Making a good Data Factory implementation.

Posted by radekrezac on January 16, 2024

ADF Best Practices Areas

We can aply Best Practices in the following areas:

  • Platform Setup
  • Reusable Code
  • Parallelism
  • Security
  • Monitoring & Error Handling
  • Documentation
  • Development Conventions

Platform Setup

Platform setup best practices should always be used when we have a development project and there is a script or code stored in plain text for development.

Platform setup can be divided into this sections:

  • Development connected to source control.
  • Multiple code repository branches that align to DevOps backlog features.
  • ADF debug feature to perform basic end-to-end testing.
  • Pull requests reviewed before merging into the main delivery branch and published to the development Data Factory service.
  • Test, UAT, and Production are not connected to source control.

Reusable Code

This practice saves time, improves consistency, and leads to higher-quality, more maintainable software.

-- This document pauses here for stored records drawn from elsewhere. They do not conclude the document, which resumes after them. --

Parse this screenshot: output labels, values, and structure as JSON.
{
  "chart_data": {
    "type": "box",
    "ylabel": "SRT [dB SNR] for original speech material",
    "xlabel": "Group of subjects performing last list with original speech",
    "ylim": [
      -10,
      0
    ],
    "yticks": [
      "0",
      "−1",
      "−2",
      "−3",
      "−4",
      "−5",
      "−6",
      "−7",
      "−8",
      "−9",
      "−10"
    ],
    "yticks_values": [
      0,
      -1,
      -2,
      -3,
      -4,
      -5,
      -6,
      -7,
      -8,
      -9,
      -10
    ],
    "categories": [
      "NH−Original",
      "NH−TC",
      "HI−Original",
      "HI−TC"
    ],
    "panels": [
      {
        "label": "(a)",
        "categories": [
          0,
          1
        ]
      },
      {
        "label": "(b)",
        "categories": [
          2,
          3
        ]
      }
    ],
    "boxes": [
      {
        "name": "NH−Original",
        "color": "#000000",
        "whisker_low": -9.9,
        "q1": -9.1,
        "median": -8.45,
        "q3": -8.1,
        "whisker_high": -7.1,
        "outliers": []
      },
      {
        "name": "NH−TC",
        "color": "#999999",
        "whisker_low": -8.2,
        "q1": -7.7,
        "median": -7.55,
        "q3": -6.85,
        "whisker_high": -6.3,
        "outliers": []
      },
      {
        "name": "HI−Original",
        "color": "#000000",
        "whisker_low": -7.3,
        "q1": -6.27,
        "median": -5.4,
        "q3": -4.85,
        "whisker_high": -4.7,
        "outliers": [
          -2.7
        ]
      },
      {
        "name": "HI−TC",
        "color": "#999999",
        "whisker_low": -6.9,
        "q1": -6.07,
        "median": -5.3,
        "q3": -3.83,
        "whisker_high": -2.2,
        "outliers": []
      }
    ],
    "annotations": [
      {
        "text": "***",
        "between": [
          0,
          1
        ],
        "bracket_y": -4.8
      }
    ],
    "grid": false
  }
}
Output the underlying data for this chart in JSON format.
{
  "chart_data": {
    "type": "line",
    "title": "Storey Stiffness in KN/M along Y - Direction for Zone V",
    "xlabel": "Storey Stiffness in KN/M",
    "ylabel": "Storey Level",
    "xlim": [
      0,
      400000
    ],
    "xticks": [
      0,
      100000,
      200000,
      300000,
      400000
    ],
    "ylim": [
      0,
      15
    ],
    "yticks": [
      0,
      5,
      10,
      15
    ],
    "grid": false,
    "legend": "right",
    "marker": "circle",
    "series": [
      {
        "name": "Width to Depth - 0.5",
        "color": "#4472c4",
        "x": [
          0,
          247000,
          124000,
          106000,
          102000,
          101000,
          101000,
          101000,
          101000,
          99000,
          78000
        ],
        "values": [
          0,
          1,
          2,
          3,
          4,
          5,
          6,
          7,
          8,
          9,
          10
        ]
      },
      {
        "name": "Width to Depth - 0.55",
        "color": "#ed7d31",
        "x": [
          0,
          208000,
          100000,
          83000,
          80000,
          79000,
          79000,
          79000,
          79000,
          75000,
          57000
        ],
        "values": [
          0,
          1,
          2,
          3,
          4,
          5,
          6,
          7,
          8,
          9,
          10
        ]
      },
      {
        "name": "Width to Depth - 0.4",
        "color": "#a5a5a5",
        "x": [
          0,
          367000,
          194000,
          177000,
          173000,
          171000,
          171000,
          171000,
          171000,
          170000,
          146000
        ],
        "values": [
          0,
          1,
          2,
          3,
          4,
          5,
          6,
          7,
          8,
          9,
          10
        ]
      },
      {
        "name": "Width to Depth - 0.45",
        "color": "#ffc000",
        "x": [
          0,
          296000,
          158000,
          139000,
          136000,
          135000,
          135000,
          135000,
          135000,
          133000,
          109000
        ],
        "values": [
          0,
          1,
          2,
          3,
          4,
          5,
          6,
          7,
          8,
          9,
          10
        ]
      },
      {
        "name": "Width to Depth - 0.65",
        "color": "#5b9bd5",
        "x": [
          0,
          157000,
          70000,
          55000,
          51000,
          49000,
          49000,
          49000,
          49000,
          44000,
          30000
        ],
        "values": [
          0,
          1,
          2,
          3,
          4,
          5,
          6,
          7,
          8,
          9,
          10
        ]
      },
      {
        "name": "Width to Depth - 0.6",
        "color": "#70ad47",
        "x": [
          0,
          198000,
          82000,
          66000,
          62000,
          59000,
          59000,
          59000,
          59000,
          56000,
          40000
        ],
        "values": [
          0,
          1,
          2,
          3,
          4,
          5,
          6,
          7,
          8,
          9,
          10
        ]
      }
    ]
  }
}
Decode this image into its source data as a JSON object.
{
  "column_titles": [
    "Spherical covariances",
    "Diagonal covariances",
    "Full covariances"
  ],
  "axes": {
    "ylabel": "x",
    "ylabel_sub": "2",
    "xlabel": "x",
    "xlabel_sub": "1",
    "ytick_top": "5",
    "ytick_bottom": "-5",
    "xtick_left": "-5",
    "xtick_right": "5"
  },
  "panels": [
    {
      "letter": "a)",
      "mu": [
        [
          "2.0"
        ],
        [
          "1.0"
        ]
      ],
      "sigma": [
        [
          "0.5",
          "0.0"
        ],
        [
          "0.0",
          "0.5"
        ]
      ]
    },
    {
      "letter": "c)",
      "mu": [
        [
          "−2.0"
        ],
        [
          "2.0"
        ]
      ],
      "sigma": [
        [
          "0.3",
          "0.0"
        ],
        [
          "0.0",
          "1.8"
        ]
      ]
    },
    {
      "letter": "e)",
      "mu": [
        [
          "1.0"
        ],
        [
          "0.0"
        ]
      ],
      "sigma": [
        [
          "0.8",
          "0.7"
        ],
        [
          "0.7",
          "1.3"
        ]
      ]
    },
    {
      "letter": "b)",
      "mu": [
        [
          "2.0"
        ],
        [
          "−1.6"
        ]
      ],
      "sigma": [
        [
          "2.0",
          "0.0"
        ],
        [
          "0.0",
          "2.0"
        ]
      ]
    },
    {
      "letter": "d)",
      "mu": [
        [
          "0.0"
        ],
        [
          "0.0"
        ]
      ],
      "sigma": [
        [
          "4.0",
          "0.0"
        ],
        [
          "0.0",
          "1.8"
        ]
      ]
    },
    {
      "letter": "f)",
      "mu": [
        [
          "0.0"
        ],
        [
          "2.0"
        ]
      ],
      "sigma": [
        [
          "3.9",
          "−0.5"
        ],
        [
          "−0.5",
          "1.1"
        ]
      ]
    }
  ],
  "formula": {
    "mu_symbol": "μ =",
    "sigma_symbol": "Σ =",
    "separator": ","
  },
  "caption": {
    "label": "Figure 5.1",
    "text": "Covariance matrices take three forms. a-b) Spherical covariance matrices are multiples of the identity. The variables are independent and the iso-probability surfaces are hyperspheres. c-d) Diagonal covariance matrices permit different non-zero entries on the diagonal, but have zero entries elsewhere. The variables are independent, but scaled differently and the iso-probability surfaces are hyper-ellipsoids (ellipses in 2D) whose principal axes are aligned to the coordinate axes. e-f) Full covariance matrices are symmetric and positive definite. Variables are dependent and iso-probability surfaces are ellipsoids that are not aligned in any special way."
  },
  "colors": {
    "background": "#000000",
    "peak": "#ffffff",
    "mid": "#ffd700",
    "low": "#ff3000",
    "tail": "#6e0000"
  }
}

Methods for achieving reusability in ADF:

  • Dynamic Linked Services
  • Generic Datasets
  • Pipeline Hierarchies
  • Dynamic Annotation (More transparent monitoring)
  • Object variables
  • Metadata Driven Processing
  • Using Templates

Dynamic Linked Services gives to us flexibility to parameterize anything in the key/value pair. In our case, we define Secret name with connection string defined in a key vault secret version.

Generic Datasets uses Dynamic Link Services to which they pass dynamic parameters. In our case, we define Secret name with connection string defined in a key vault secret version.